At start-o’clock, we were told by an apologetic young Health Centre chap that Jenny was on a beach in Majorca, instead of on a bike in a Health Centre in Northumberland.

And from that second, the Spinning Class was no longer a Spinning Class.

It was a Social Experiment.

The Social Experiment.

The apologetic young Health Centre chap bluetoothed music into the otherwise silent room.

Before smiling and shuffling away, to ‘do his best’ (with zero minutes notice and on a Bank Holiday) to find a replacement instructor.

We weren’t hopeful.

But we were cycling.

And the Social Experiment began.

The Fourteen.

The fourteen, didn’t look at each other.

Two ladies chatted.

And another two.

And it was these four that, before anybody else, muttered something about ‘coffee’, abandoned their bikes, wiped them down – and left.

And then we were ten.

20 Minutes. 

By the time I’d been cycling for 20 minutes, I think I was in competition with another 50odd year old chap right next to me.

I think we were both imagining we were neck-and-neck as we silently counted kilometres and calories.

Two more people left.

Then two more.

Leaving six.

Bounce.

The spontaneous Social Experiment continued.

And to raise the stakes and alleviate the boredom.

(And address the cramp in my right calf).

I stood up and started to do that bounce thing.

A few seconds later, other 50odd man next to me did too.

I pretended not to notice of course.

Just as I pretended that standing up and bouncing on pedals was easy.

I was unconvincing at both.

When I eventually sat down, other 50odd year old man remained standing, as we approached the 40 minute mark.

45 minutes.

After 45 minutes, the race that wasn’t really a race, was over.

Two more people had left, so just four remained.
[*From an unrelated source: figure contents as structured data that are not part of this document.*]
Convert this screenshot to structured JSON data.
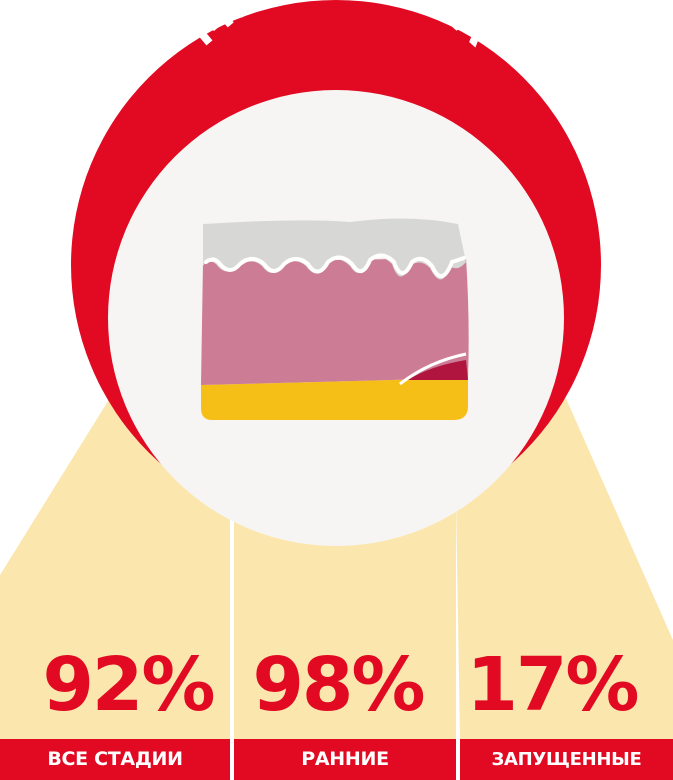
{
  "title": "МЕЛАНОМА",
  "groups": [
    {
      "percent": "92%",
      "label": "ВСЕ СТАДИИ"
    },
    {
      "percent": "98%",
      "label": "РАННИЕ"
    },
    {
      "percent": "17%",
      "label": "ЗАПУЩЕННЫЕ"
    }
  ],
  "icon": "skin-melanoma-cross-section-icon",
  "colors": {
    "ring": "#e10a22",
    "beam": "#fbe7ae",
    "circle": "#f7f5f3",
    "epidermis": "#d7d8d6",
    "dermis": "#cd7c95",
    "fat": "#f6bf18",
    "melanoma": "#b0153f",
    "label_text": "#ffffff"
  }
}
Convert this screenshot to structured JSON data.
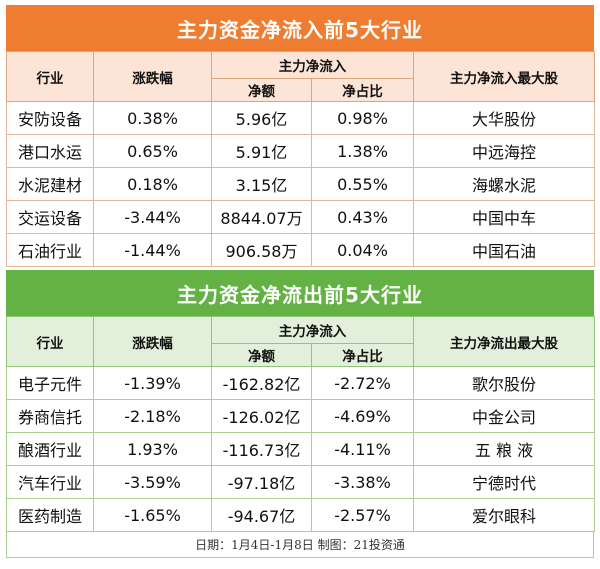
{
  "inflow": {
    "title": "主力资金净流入前5大行业",
    "headers": {
      "industry": "行业",
      "change": "涨跌幅",
      "main_flow": "主力净流入",
      "net_amount": "净额",
      "net_ratio": "净占比",
      "top_stock": "主力净流入最大股"
    },
    "rows": [
      {
        "industry": "安防设备",
        "change": "0.38%",
        "amount": "5.96亿",
        "ratio": "0.98%",
        "stock": "大华股份"
      },
      {
        "industry": "港口水运",
        "change": "0.65%",
        "amount": "5.91亿",
        "ratio": "1.38%",
        "stock": "中远海控"
      },
      {
        "industry": "水泥建材",
        "change": "0.18%",
        "amount": "3.15亿",
        "ratio": "0.55%",
        "stock": "海螺水泥"
      },
      {
        "industry": "交运设备",
        "change": "-3.44%",
        "amount": "8844.07万",
        "ratio": "0.43%",
        "stock": "中国中车"
      },
      {
        "industry": "石油行业",
        "change": "-1.44%",
        "amount": "906.58万",
        "ratio": "0.04%",
        "stock": "中国石油"
      }
    ]
  },
  "outflow": {
    "title": "主力资金净流出前5大行业",
    "headers": {
      "industry": "行业",
      "change": "涨跌幅",
      "main_flow": "主力净流入",
      "net_amount": "净额",
      "net_ratio": "净占比",
      "top_stock": "主力净流出最大股"
    },
    "rows": [
      {
        "industry": "电子元件",
        "change": "-1.39%",
        "amount": "-162.82亿",
        "ratio": "-2.72%",
        "stock": "歌尔股份"
      },
      {
        "industry": "券商信托",
        "change": "-2.18%",
        "amount": "-126.02亿",
        "ratio": "-4.69%",
        "stock": "中金公司"
      },
      {
        "industry": "酿酒行业",
        "change": "1.93%",
        "amount": "-116.73亿",
        "ratio": "-4.11%",
        "stock": "五 粮 液"
      },
      {
        "industry": "汽车行业",
        "change": "-3.59%",
        "amount": "-97.18亿",
        "ratio": "-3.38%",
        "stock": "宁德时代"
      },
      {
        "industry": "医药制造",
        "change": "-1.65%",
        "amount": "-94.67亿",
        "ratio": "-2.57%",
        "stock": "爱尔眼科"
      }
    ]
  },
  "footer": "日期：1月4日-1月8日  制图：21投资通",
  "colors": {
    "inflow_accent": "#ef7d31",
    "inflow_header_bg": "#fce4d6",
    "outflow_accent": "#64b144",
    "outflow_header_bg": "#e2efda"
  }
}
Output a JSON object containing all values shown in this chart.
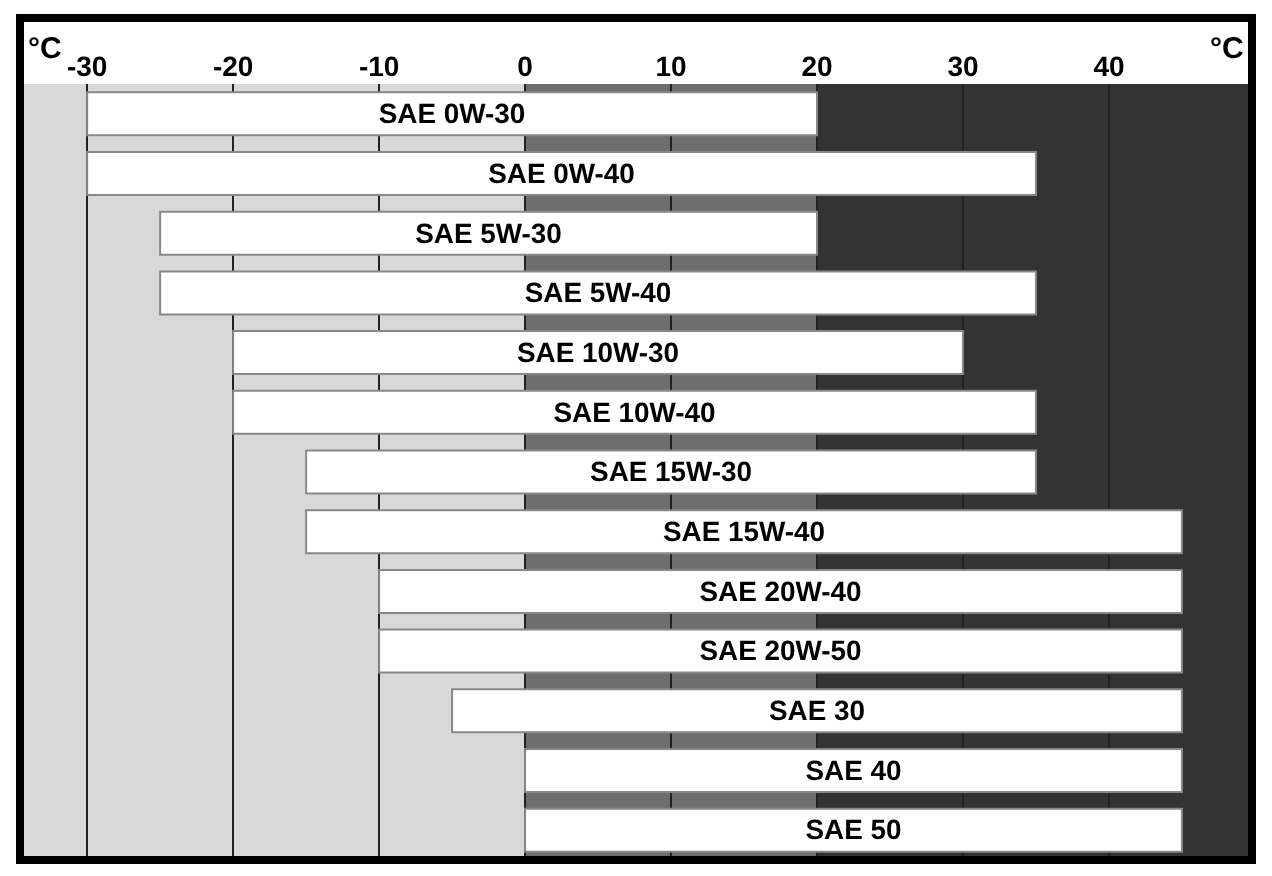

I dismounted first, made a hilarious comment about the last remaining cycler winning a bun, and left.

Greggs.

As I sat in my car a little later, I was pleased that I’d had a little workout.

And it was fun!

Funner than I had imagined.

Silent, structureless freewheeling with strangers.

And the thing I felt best about was the presence of the two ingredients that reap the best rewards in any area of my life really.

Even though I was slow and chuggy and spent half the time with no clue if what I was doing was ‘right’.

“First, I turned up.”

I thought, between bites of my two Greggs bacon sandwiches.

“Second, I stay the distance.”

As I moved the Greggs Yum Yums to one side in order to grab my flat white.

“And that,”

I thought to myself,

“Is why I shall very soon have the body of an athlete.”